2. Les circonstances spécifiques auxquelles sont confrontés les enfants demandeurs d’asile en tant qu’individus ayant des demandes indépendantes de statut de réfugié ne sont généralement pas bien comprises. Les enfants peuvent être perçus comme faisant partie d’une unité familiale plutôt que comme des individus ayant leurs propres droits et intérêts. Cela s’explique en partie par les rôles subordonnés, les positions et le statut que les enfants occupent encore dans de nombreuses sociétés à travers le monde. Les comptes des enfants non accompagnés sont plus susceptibles d’être examinés individuellement que ceux qui sont accompagnés par leur famille. Néanmoins, leurs expériences uniques de persécution, dues à des facteurs tels que leur âge, leur niveau de maturité et de développement et leur dépendance vis-à-vis des adultes n’ont pas toujours été prises en compte.

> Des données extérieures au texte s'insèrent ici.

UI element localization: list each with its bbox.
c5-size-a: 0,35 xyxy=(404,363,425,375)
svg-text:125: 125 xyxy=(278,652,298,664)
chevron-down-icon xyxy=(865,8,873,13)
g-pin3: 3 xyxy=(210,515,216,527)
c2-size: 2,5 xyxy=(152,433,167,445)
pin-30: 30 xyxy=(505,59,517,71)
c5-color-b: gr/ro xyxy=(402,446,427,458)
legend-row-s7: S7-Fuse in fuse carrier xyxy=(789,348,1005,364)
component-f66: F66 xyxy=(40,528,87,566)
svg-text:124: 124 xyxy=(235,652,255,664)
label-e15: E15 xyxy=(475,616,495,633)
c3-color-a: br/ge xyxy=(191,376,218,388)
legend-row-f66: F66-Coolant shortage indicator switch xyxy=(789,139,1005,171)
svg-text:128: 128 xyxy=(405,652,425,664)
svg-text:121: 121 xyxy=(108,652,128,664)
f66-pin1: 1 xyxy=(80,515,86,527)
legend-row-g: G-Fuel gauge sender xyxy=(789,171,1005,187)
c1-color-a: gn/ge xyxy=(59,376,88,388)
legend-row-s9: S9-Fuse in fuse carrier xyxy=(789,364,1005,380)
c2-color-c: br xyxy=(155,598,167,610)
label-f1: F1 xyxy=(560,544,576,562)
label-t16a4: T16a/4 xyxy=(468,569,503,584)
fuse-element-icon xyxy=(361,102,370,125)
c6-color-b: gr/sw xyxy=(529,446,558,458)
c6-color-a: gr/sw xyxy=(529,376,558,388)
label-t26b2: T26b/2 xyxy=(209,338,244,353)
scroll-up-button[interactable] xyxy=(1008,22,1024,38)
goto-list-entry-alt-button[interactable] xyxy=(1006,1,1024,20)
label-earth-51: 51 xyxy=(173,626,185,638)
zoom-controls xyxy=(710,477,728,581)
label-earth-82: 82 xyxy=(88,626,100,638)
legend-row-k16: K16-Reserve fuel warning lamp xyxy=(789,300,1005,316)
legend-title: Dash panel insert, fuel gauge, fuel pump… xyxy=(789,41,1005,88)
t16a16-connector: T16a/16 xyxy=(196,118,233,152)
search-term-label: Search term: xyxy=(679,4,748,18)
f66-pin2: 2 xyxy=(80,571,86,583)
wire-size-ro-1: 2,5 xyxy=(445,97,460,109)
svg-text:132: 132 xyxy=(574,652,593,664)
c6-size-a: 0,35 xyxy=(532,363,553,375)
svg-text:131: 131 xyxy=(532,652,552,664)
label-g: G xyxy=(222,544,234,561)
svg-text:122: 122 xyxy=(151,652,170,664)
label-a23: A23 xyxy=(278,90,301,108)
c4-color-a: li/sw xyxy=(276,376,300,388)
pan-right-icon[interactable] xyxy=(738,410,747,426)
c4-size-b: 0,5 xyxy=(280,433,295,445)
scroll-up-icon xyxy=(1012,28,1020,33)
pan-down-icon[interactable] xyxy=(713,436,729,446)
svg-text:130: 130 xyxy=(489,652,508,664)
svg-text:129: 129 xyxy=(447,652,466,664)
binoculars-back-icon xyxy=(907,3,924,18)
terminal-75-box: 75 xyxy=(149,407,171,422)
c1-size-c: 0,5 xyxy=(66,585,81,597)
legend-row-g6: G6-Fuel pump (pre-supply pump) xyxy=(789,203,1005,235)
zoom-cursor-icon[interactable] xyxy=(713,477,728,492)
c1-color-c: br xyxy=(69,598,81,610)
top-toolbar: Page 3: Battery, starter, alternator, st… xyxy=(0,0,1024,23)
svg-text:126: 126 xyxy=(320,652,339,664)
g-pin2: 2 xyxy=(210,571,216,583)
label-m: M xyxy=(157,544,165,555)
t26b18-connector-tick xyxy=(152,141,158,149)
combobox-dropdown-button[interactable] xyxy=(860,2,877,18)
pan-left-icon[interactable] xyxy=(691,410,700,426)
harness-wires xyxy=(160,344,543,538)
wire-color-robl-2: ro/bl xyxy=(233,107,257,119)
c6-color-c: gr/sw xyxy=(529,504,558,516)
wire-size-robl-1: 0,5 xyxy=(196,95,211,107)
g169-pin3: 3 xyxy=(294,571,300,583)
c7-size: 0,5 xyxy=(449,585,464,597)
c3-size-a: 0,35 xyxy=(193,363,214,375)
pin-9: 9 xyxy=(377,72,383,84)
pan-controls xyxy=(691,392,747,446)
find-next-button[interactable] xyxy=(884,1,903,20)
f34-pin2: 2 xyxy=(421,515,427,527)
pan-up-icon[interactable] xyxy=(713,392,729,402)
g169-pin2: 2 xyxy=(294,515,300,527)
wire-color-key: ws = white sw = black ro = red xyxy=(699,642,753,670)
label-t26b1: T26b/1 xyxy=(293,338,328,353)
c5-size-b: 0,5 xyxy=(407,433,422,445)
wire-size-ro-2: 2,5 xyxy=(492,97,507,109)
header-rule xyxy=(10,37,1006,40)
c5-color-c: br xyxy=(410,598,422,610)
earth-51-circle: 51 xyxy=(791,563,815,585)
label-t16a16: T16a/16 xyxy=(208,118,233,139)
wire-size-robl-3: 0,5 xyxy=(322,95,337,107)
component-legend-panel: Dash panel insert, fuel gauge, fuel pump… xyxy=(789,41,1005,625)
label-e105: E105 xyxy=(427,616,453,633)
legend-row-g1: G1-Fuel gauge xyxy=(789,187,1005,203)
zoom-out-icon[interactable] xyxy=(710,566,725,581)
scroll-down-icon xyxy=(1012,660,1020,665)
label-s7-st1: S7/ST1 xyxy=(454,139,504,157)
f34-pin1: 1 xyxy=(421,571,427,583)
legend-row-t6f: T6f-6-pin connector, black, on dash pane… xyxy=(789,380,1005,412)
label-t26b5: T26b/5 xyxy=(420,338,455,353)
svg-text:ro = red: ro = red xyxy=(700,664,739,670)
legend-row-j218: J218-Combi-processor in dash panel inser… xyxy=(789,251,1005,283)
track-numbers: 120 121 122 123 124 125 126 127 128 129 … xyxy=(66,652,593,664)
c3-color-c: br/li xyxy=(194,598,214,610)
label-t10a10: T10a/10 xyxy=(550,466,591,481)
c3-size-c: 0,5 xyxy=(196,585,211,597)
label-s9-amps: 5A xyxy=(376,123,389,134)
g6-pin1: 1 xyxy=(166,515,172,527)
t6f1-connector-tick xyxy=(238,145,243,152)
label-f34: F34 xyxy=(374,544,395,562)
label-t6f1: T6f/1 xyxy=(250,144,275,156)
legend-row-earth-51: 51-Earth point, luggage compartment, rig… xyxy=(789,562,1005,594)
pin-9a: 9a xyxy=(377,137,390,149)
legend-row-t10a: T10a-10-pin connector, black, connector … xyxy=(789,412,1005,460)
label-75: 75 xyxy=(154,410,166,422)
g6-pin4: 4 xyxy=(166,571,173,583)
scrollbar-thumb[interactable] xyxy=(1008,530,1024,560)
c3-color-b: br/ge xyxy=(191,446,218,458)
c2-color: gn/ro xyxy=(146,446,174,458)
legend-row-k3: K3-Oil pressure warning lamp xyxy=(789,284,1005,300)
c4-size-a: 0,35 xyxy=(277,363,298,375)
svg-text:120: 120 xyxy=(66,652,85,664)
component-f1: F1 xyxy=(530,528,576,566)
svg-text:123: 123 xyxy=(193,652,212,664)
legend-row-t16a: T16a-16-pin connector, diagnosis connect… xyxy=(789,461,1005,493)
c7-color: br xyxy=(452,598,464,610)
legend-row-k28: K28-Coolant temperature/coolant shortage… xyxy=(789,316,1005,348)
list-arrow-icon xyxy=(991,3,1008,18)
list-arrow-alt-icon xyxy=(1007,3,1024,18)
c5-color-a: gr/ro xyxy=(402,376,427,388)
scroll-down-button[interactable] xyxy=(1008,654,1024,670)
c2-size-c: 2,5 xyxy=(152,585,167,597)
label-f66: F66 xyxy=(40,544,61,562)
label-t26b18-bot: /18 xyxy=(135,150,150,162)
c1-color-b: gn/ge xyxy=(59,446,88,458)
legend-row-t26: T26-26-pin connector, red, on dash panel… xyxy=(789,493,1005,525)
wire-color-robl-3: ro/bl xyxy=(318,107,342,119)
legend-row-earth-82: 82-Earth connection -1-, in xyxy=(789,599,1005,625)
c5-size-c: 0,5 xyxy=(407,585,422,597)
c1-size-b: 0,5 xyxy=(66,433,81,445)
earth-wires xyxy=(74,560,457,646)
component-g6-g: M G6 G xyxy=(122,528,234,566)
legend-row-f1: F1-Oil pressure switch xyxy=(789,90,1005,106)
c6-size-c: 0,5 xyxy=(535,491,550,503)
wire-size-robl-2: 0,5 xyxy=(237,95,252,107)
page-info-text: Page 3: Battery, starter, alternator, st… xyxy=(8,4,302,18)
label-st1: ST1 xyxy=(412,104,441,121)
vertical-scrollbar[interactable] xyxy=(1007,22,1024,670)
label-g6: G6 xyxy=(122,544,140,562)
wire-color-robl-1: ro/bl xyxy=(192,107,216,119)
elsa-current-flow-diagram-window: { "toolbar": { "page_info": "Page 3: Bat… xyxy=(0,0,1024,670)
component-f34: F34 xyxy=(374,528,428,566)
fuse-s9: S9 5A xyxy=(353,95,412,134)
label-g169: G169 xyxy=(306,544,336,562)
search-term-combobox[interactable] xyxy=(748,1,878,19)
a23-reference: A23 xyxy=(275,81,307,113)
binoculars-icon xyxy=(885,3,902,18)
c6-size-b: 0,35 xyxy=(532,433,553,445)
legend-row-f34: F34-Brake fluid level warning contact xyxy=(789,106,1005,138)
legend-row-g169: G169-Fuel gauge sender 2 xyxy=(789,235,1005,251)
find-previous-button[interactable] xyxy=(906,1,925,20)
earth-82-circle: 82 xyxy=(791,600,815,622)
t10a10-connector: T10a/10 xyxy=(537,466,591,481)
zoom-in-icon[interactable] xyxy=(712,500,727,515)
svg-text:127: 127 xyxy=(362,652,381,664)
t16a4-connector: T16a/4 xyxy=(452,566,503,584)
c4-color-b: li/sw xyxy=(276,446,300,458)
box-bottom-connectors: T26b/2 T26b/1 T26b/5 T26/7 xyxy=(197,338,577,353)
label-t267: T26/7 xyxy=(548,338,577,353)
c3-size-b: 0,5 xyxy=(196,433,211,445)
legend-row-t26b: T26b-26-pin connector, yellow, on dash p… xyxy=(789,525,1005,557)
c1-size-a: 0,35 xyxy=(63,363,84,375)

Les enfants peuvent ne pas être en mesure d’exprimer leurs demandes de statut de réfugié de la même manière que les adultes et, par conséquent, peuvent avoir besoin d’une assistance spéciale pour le faire.

Détermination de l’intérêt supérieur
La détermination de l’intérêt supérieur décrit le processus formel avec des garanties procédurales strictes conçues pour déterminer l’intérêt supérieur de l’enfant pour les décisions particulièrement importantes qui le concernent. Il devrait faciliter une participation adéquate des enfants sans discrimination, impliquer des décideurs ayant des domaines d’expertise pertinents et équilibrer tous les facteurs pertinents afin d’évaluer la meilleure option.

Enfants réfugiés
Les réfugiés sont des personnes qui ont fuient la guerre, la violence, les conflits ou la persécution et qui ont traversé une frontière internationale pour trouver la sécurité dans un autre pays.

Ils doivent souvent fuir avec un peu plus que des vêtements sur leur dos, laissant derrière eux leurs maisons, emplois, biens et leurs proches.

Les réfugiés sont définis et protégés par le droit international. La Convention de 1951 sur les réfugiés est un document juridique clé qui définit un réfugié comme une personne qui ne peut ou ne veut pas retourner dans son pays d’origine en raison d’une crainte fondée d’être persécuté pour des raisons de race, de religion, de nationalité, d’appartenance à un groupe social particulier ou d’opinion politique.

L’article 22 de la CIDE reconnait des droits spéciaux aux enfants qui cherchent à obtenir le statut de réfugiés hors de leurs pays d’origine ou du pays de leur dernière résidence habituelle, ou qui sont considérés comme réfugiés en conformité avec le droit national ou international et les procédures nationales ou internationales applicables, que ces enfants soient ou non accompagnés de leurs parents ou de tout autre personne. Les Etats parties doivent assurer que ces enfants bénéficient de la protection et de l’assistance humanitaire voulues pour leur permettre de jouir des droits que leur reconnaissent la CIDE et les autres instruments internationaux relatifs aux droits de l’homme ou de caractère humanitaire auxquels les auxquels lesdits Etats sont aussi parties ( Voir « protection des réfugiés ») Dans le cas ou ni les parents ni aucun autre membre de la famille ne peuvent être retrouvés, l’enfant doit se voir accorder la même protection que tout autre enfant définitivement ou temporairement privé de son milieu familial, selon les termes de l’article 20 de la CIDE.

Foyers en situation d’insécurité alimentaire
L’insécurité alimentaire existe lorsque les personnes n’ont pas un accès suffisant à des aliments sûrs et nutritifs et ne consomment donc pas les aliments nécessaires à une croissance et un développement normaux et à une vie active et saine. Cela peut être dû à l’indisponibilité de la nourriture, à un pouvoir d’achat insuffisant, à une distribution inappropriée ou à une utilisation inadéquate au niveau des ménages. L’insécurité alimentaire, les mauvaises conditions de santé et d’assainisse-ment et un environnement social et de soins inadéquat sont les principales causes du mauvais état nutritionnel (WHO, 2002).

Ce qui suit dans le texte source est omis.